Jujur saja, hati saya menangis. Walaupun airmata sudah terlanjur jatuh di pipi, tapi rasa sakitnya takkan pernah bisa saya lupakan. Betapa ibu yang saya harapkan bisa MENDUKUNG penuh (bukan hanya mendorong) pada apa yang saya lakukan, mengeluarkan statement seperti itu. Pernah nggak sih, kalian merasakan sakitnya patah hati? Nah, mungkin seperti itulah saya. Seperti ditinggal kawin pacar yang sudah dijalani bertahun-tahun. Seketika semangat saya untuk maju kembali jatuh, malah mungkin pecah, hancur berantakan. Saya tak menyalahkan ibu saya mengenai keadaan ini, saya hanya merasa bahwa 'ketidakadilan'-lah yang semestinya bertanggung jawab penuh pada apa yang terjadi sekarang ini.

Ketidakadilan yang saya maksud adalah, ketika saya berniat dan bersiap untuk berlari, rintangan itu seakan-akan selalu ada di depan mata. Dan saya selalu menyadari kedatangannya, selalu menyadari darimana sumbernya, dan setelah itu, kembali terpuruk karena kebingungan bagaimana bisa menyelesaikannya. Perasaan seperti ini, selama beberapa bulan terakhir, terus muncul. Bangkit-jatuh-bangkit lagi-jatuh lagi. Tak bisa konsisten di bangkit saja.

Tinggal 4 bulan tersisa untuk saya, sampai Desember nanti, satu-satunya hal yang saya jadikan motivasi terbesar untuk saya adalah: Saya akan pergi ke Karimun Jawa. Entah berapa lama, tapi yang pasti, harapan ini menjadi satu-satunya harapan yang terus saya pupuk setiap harinya. Bahwa saya akan wisuda desember nanti, lalu pergi. TAK ADA SEORANGPUN YANG BOLEH MELARANG!!

Tentang saat ini, baiklah, saya akan menggadaikan diri saya dulu untuk urusan "lulus". Demi secuil tai bernama harga diri, yang mereka agung-agungkan, melewati perasaan sakit saya dan memangkas habis rasa percaya diri saya, dan melibas kepekaan mereka terhadap apa yang orang-orang sering katakan pada saya: depresi.

Hanya 4 bulan saja, saya mau lakukan apapun apa yang mereka mau. Jika itu membuat saya menjadi lebih baik di mata mereka, jika ternyata saya -setidaknya- bisa berguna buat mereka.

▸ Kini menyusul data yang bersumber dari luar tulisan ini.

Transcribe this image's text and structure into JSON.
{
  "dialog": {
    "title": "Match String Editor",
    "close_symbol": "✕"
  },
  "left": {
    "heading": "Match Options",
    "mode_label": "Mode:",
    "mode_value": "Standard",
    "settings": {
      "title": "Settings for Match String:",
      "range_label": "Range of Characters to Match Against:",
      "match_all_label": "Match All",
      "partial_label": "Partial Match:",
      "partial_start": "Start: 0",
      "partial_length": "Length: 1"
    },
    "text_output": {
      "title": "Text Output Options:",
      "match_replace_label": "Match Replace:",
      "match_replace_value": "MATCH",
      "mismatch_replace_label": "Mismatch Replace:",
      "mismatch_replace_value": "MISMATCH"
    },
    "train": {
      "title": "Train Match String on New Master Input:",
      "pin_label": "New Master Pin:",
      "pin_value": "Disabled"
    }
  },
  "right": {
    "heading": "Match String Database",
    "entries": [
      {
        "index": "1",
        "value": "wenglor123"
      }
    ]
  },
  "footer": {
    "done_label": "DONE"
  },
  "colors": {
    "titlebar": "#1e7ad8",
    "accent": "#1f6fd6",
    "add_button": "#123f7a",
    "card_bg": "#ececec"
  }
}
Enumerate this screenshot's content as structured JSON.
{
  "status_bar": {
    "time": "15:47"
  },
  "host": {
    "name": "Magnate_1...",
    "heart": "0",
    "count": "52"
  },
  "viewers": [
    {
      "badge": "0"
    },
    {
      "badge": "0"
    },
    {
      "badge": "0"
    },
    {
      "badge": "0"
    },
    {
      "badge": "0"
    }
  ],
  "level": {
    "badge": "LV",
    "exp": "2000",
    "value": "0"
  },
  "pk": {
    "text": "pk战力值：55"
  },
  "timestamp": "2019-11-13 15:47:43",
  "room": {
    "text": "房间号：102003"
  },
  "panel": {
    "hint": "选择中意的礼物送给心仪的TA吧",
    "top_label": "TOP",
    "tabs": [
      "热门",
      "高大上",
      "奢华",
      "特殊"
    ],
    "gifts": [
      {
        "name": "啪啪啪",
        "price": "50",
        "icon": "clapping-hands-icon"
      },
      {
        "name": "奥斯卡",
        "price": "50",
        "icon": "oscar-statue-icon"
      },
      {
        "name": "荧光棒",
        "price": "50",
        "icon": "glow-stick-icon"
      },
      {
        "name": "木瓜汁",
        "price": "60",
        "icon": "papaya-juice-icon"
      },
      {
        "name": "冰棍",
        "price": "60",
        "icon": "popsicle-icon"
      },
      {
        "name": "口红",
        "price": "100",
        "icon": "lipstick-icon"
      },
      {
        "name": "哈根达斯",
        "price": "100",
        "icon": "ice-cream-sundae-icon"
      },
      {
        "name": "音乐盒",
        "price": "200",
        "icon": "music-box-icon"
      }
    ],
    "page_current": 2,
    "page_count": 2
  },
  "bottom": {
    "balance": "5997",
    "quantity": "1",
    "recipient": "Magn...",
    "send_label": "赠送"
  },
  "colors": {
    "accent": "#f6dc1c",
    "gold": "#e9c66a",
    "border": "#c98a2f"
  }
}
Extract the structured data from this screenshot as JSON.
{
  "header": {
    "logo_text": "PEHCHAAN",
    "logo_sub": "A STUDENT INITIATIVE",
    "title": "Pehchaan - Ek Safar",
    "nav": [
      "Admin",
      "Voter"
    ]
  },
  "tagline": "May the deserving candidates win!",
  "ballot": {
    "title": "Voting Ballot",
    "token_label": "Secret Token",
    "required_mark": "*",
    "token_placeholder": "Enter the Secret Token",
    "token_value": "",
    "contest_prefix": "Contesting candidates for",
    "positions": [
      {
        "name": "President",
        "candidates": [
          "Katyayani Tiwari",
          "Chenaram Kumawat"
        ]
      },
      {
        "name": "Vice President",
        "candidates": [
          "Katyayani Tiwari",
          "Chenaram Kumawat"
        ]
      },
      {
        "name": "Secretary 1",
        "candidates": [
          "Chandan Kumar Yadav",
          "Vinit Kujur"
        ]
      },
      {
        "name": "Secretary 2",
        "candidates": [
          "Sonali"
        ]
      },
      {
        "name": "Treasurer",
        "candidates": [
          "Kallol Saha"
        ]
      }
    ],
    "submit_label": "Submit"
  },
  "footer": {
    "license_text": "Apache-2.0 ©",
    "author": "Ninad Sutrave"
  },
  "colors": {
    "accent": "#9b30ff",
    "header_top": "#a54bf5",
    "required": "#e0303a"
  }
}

Tapi setelah itu, tunggu saja. Saya akan menjadi diri saya sendiri, terserah orang mau berkata apa tentang saya. Saya hanya mau hidup dengan cara saya sendiri, itu saja. Semoga tak adalagi yang merasa sakit hati karena perbuatan saya, baik itu saya sendiri. Hidup itu beresiko, bukan?